22 ans, ce sont aussi beaucoup de rencontres et de petites phrases sur les états d'âme ou l'Etat d'âmes des Allemands. Cette amie est-allemande, une institutrice, qui m'hébergea quelques jours lors de mon installation à Berlin fin octobre 1990 et pour qui il était inconcevable de vivre à l'Ouest. Une réflexion souvent entendue de la part de Berlinois de l'Est pour qui au-delà de quelques incursions, découvertes et autres emplettes, la partie occidentale de leur nouvelle capitale restait une zone où ils ne se sentaient pas à l'aise. 

La une légendaire du magazine satirique ouest-allemand "Titanic", pourtant plutôt à gauche, en 1990 sur la première banane de la jeune Allemande de l'Est Gaby... traduit bien le complexe de supériorité plus ou moins affirmé ou verbalisé de nombreux Wessis. 

Un investisseur français me cita lors d'une rencontre la remarque significative -même si elle était outrancière- d'un concurrent ouest-allemand intéressé par la même entreprise qui devait être privatisée à l'Est : "Lorsque vous étiez en Algérie, nous vous avons laissé tranquilles. Laissez nous faire nos affaires ici". 

Ces premières années sont marquées par le développement de nombreux ressentiments après l'euphorie de la chute du mur et de la réunification. D'un côté, des Ossis abasourdis par le rouleau compresseur de l'Ouest qui les emporte, qui du jour au lendemain doivent ingurgiter des milliers de nouvelles règles... et se retrouvent massivement au chômage après l'échec patent du modèle économique est-allemand. 

De l'autre, des Wessis qui avaient cru les propos d'Helmut Kohl promettant pour bientôt des "paysages florissants" qui se transformaient en gouffre financier -2000 milliards d'Euros environ de transferts d'Ouest en Est depuis 1990. Les mêmes Wessis qui ne comprenaient pas les déceptions de leurs frères ou cousins développant avec le temps une nostalgie, sinon pour la défunte RDA; en tout cas pour certains de ces aspects comme la sécurité de l'emploi. 

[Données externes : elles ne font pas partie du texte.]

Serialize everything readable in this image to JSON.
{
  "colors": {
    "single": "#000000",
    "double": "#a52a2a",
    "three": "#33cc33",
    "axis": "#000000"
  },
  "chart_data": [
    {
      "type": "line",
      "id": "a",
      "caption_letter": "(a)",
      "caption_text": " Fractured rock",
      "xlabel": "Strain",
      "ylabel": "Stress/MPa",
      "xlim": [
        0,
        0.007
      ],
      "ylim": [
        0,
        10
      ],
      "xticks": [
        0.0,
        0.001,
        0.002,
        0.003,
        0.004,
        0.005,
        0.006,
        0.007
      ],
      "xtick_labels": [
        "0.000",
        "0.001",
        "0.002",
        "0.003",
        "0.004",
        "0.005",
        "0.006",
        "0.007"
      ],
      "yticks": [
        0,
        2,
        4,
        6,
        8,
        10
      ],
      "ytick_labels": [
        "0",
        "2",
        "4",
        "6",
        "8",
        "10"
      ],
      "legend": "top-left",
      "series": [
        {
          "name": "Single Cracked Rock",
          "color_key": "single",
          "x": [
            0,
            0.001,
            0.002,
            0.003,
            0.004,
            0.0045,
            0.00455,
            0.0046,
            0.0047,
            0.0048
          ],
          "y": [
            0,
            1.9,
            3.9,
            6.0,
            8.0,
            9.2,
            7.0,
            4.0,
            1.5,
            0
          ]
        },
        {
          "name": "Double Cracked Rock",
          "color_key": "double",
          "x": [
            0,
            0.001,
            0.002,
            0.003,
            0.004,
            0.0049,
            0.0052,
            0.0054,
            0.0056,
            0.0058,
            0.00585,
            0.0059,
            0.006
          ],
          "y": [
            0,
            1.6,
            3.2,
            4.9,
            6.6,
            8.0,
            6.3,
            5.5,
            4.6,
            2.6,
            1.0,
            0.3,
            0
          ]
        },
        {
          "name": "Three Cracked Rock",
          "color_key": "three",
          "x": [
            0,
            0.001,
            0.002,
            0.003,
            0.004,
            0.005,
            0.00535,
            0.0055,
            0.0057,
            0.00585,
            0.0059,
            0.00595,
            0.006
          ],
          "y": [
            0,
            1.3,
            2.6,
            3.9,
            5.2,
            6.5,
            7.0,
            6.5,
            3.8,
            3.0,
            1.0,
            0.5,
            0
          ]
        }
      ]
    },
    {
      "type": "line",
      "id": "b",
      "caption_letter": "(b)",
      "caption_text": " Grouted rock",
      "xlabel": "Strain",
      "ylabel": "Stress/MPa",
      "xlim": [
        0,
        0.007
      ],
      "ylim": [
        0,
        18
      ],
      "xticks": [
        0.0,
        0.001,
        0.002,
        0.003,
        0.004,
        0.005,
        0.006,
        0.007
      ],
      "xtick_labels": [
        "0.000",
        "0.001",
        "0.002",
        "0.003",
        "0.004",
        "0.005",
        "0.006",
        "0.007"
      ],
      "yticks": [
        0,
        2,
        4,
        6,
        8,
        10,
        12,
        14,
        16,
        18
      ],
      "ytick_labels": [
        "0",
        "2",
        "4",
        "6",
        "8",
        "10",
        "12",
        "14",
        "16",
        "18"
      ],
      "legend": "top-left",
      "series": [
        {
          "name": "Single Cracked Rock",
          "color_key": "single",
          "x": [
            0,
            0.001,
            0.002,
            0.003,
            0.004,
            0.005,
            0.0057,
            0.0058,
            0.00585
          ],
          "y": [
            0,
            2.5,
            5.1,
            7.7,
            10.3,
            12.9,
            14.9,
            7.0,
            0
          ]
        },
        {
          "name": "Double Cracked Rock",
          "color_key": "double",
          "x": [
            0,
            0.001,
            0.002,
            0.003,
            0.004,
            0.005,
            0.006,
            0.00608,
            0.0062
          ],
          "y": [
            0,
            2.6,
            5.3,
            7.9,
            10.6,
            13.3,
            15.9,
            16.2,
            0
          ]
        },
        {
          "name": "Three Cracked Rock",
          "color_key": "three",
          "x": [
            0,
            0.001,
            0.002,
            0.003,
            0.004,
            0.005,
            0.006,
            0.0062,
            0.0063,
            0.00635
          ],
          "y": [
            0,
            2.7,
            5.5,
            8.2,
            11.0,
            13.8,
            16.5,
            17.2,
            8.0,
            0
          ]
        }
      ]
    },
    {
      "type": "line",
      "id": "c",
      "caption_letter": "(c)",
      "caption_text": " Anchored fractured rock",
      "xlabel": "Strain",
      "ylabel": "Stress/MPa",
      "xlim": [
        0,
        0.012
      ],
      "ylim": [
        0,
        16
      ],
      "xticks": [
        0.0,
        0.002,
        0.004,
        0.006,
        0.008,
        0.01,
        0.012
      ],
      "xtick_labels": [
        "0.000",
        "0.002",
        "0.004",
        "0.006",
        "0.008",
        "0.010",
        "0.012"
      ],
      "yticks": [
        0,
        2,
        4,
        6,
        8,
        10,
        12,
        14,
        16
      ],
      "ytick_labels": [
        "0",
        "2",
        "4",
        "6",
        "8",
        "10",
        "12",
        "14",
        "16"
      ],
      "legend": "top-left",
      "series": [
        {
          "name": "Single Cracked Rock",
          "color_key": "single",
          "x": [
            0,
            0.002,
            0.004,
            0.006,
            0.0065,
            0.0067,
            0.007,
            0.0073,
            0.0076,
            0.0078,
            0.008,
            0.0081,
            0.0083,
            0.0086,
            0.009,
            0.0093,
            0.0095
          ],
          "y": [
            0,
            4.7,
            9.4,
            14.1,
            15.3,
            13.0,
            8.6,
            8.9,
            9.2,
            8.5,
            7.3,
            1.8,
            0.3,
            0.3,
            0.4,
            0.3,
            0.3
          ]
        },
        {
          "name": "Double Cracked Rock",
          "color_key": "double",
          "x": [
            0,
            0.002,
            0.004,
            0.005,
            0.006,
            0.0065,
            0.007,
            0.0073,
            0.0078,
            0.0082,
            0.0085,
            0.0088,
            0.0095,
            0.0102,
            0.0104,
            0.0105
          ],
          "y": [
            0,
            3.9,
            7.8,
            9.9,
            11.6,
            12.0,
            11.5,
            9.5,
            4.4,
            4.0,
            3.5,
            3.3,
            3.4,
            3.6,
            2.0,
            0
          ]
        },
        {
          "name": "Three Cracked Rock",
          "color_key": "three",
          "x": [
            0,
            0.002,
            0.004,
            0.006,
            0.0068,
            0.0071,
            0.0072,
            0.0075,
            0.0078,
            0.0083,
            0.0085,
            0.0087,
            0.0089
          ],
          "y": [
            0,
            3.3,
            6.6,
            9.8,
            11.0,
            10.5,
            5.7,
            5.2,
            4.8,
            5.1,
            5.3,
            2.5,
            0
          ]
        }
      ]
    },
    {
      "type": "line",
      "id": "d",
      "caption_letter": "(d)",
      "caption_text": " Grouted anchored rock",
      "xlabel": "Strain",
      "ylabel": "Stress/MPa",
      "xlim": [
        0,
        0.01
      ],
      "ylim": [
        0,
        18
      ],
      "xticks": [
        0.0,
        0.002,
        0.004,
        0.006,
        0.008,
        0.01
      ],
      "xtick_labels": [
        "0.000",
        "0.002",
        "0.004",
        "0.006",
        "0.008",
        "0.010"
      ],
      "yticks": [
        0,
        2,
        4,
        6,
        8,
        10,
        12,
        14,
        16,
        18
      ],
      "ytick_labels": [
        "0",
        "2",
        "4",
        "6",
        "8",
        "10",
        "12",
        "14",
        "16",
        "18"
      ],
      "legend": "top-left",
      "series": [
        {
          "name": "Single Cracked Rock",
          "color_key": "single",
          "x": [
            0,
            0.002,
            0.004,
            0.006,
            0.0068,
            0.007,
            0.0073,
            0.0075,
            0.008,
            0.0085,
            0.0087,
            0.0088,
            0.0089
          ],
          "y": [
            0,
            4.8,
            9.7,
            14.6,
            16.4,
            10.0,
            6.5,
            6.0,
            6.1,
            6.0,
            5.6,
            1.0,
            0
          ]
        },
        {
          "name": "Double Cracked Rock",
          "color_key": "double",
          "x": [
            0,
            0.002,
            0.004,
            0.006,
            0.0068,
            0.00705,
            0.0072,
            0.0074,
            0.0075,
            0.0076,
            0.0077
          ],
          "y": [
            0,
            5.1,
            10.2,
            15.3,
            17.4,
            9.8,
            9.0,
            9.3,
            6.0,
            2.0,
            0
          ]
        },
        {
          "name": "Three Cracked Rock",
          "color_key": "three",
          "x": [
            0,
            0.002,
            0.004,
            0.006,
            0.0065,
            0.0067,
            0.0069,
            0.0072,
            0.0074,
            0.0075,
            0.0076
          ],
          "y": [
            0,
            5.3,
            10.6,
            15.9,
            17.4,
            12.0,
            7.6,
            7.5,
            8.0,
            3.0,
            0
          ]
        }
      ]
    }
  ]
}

A gauche Walter Ulbricht, le dirigeant de la RDA de l'époque déclarant peu avant la construction du mur en 1961 : "Personne n'a l'intention de construire un mur"
A droite aujourdhui un Allemand, un mur planté dans la tête : "Certains n'ont pas l'intention de supprimer le mur dans les têtes"

Certes, les choses sont moins drastiques que dans les années 90. Mais le sondage paru mardi dans "Bild Zeitung" montre que les trois quarts des Allemands relèvent toujours des différences de mentalités entre l'Est et l'Ouest. 

Sur le terrain, les différences sont remarquables. Comparées à des communes au bord de la faillite du bassin de la Ruhr, le moindre petit village à l'Est est pimpant avec des façades rénovées, des trottoirs et des routes refaites, des infrastructures plus modernes. On est passé du 22 à Asnières au 21ème siècle là où certaines régions de l'Ouest en difficulté et parfois jalouses conservent le charme plus que désuet de la reconstruction de l'après-guerre.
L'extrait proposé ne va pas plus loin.